De rechtbank spreekt zich uit over het verbod na dagvaarding bepaald in artikel XX.230 dan wel ambtshalve en met inachtname van artikel XX.231 bij de sluiting van het faillissement.
§ 3
. Voor de toepassing van dit artikel worden met de gefailleerde gelijkgesteld, de bestuurders en zaakvoerders van een failliet verklaarde rechtspersoon wier ontslag niet een jaar voor de faillietverklaring is bekendgemaakt, alsmede enig ander persoon die zonder beheerder of zaakvoerder te zijn, werkelijk de bevoegdheid zal gehad hebben de failliet verklaarde rechtspersoon te beheren.
§ 4. Daarenboven kan de rechtbank van koophandel die het faillissement van de rechtspersoon heeft uitgesproken, of de insolventierechtbank te Brussel wanneer het in het buitenland is uitgesproken, indien blijkt dat een kennelijke grove fout van een van de personen, krachtens paragraaf 3 gelijkgesteld met de gefailleerde, heeft bijgedragen tot het faillissement, aan deze persoon bij een met redenen omkleed vonnis het
verbod opleggen om persoonlijk of door een tussenpersoon, enige taak die de bevoegdheid inhoudt om een rechtspersoon rechtsgeldig te verbinden.
§ 5. De duur van het verbod bepaald in de paragrafen 1, 3 en 4 wordt vastgesteld door de rechtbank.
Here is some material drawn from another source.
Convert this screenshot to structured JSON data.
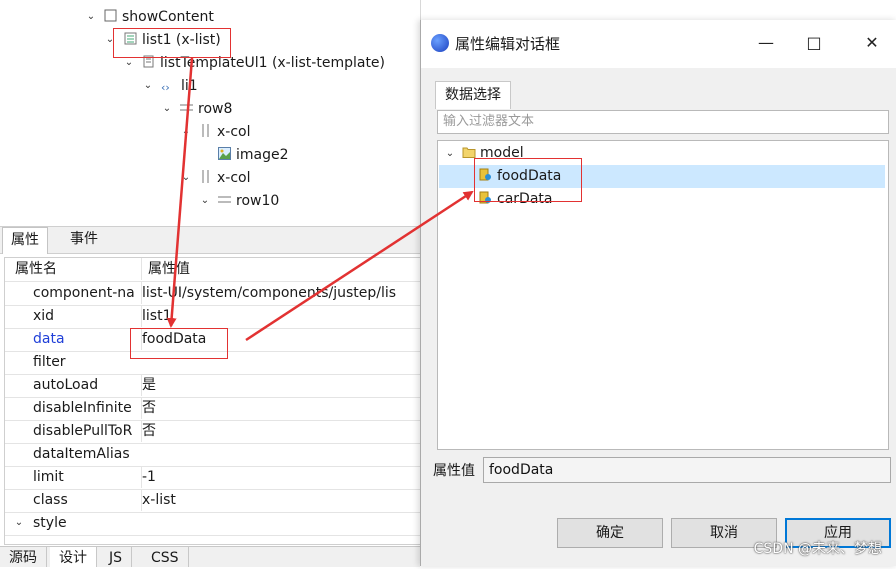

Hij bedraagt
maximum tien jaar.
De duur van het verbod bepaald
in paragraaf 2 wordt vastgesteld door de rechtbank. Hij bedraagt drie jaar.
§ 6. De rechtbank kan het verbod
voorwaardelijk opleggen voor een duur van drie jaar of de uitspraak opschorten voor een zelfde duur.]
1 ----------
(1)<Ingevoegd bij W
2017-08-11/14, art. 3, 058; Inwerkingtreding : 01-05-2018>
Art. XX.230. [
1 De gefailleerde of een van de personen krachtens artikel XX.229 gelijkgesteld met de gefailleerde, worden gedagvaard voor de insolventierechtbank op vordering van het openbaar ministerie of van een schuldeiser die niet werd betaald in het faillissement.
De termijn om te verschijnen is acht dagen.]
1 ----------
(1)<Ingevoegd bij W
2017-08-11/14, art. 3, 058; Inwerkingtreding : 01-05-2018>
Art. XX.231.[
1 Op de bepaalde dag, of de dag waarop de zaak is verdaagd, hoort de rechtbank de gefailleerde, in voorkomend geval bijgestaan door zijn raadsman, in raadkamer. Zij kan eveneens enig ander persoon horen indien zij zulks dienstig acht, onder meer de rechter-commissaris wanneer het faillissement in België is uitgesproken.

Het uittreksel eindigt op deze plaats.